You’re an Adult, Now.
As children, we’re given loads of advice from our parents. We are taught to look both ways when crossing the street and never to talk to strangers. Ingrained in our heads from the moment we can walk and talk, these universal warnings are undoubtedly imperative for a child’s safety. But as we grow older and gain a sense of instinct, is the latter always applicable?
Enter a crowded subway in Manhattan or a Starbucks hitting its morning rush. Both settings full of busy New Yorkers but it’s just about guaranteed that you won’t see two strangers interacting in either scenario. These days, it’s considered a breach of space.

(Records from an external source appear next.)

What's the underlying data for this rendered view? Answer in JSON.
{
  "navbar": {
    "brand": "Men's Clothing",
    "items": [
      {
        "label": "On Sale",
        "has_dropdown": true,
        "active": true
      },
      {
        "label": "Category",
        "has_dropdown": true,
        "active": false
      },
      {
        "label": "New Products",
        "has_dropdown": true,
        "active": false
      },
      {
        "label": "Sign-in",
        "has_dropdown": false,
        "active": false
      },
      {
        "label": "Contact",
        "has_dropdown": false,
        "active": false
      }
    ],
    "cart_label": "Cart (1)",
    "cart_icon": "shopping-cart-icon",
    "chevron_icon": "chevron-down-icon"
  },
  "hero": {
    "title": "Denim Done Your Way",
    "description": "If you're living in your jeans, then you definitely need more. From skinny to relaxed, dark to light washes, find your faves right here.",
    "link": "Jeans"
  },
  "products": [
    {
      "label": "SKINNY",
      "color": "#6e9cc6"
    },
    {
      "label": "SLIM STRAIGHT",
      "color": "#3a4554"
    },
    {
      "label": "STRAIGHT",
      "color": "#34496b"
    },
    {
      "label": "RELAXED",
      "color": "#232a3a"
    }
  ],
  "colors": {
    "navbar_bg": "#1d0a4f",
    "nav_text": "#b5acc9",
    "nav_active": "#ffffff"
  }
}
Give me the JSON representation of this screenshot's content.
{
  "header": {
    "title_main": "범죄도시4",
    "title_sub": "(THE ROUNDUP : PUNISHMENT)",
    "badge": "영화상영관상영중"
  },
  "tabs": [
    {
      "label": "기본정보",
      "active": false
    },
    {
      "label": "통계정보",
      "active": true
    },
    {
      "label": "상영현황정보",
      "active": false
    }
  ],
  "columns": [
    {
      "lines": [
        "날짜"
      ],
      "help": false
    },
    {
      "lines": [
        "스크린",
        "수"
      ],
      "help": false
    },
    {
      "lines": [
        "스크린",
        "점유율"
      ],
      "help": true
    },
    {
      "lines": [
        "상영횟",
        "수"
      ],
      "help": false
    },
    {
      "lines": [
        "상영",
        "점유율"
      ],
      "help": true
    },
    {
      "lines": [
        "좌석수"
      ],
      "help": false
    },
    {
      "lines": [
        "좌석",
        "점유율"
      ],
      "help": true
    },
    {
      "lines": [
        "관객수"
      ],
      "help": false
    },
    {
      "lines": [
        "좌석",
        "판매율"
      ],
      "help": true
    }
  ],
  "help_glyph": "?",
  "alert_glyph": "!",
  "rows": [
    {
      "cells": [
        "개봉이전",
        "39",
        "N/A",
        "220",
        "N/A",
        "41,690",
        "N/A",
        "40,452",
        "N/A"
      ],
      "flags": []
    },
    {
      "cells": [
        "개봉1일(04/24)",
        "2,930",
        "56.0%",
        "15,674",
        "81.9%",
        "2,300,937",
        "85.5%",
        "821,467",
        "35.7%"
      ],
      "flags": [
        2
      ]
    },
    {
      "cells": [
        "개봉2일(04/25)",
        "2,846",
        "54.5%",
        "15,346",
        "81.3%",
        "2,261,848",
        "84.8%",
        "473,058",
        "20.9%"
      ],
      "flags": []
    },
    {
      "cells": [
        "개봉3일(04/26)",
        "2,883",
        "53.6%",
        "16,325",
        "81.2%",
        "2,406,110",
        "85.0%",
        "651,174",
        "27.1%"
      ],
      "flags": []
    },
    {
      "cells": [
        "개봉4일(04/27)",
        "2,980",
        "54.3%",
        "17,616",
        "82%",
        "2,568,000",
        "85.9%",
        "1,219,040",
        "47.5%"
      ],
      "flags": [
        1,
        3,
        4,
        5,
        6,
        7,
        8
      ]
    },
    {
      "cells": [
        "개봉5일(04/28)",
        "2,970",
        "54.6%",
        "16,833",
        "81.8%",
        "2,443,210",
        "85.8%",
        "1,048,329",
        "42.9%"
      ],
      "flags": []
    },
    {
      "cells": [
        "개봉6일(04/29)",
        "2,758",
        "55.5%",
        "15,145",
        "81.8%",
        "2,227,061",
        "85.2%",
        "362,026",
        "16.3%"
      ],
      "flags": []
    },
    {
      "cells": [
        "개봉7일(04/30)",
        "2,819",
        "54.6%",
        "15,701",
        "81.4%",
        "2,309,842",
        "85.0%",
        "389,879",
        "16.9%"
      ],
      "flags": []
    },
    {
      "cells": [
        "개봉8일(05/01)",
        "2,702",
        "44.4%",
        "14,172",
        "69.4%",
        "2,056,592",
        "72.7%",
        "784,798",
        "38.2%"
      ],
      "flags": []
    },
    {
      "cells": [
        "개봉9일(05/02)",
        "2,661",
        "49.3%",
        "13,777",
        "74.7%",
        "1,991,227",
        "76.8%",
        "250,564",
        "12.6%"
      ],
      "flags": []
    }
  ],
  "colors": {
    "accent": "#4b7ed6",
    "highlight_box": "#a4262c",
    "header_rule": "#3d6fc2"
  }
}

With the advent of iPods and cell phones, we have the ability to give off the “I’m unapproachable” vibe, just by plugging in our headphones or pretending to sift through emails.
Twenty years ago, this would never have been the case. Maybe we would have been forced to chat in a coffee shop, because no one would be staring at a laptop. We probably wouldn’t be so nervous to sit across from a stranger at a small table. Is this behavior something that we’ve taken from our childhood, or have we have adapted to the societal behavior of keeping to yourself and minding your business?
Sure, like any child, I heeded these warnings from my mother, but there’s got to be a balance. There is a reason why New York City can be a terribly lonely place. 8 million strangers with extremely different lives and backgrounds brush shoulders with each other as they go through the motions of every day life.
You just might be surprised if you talked to one of them.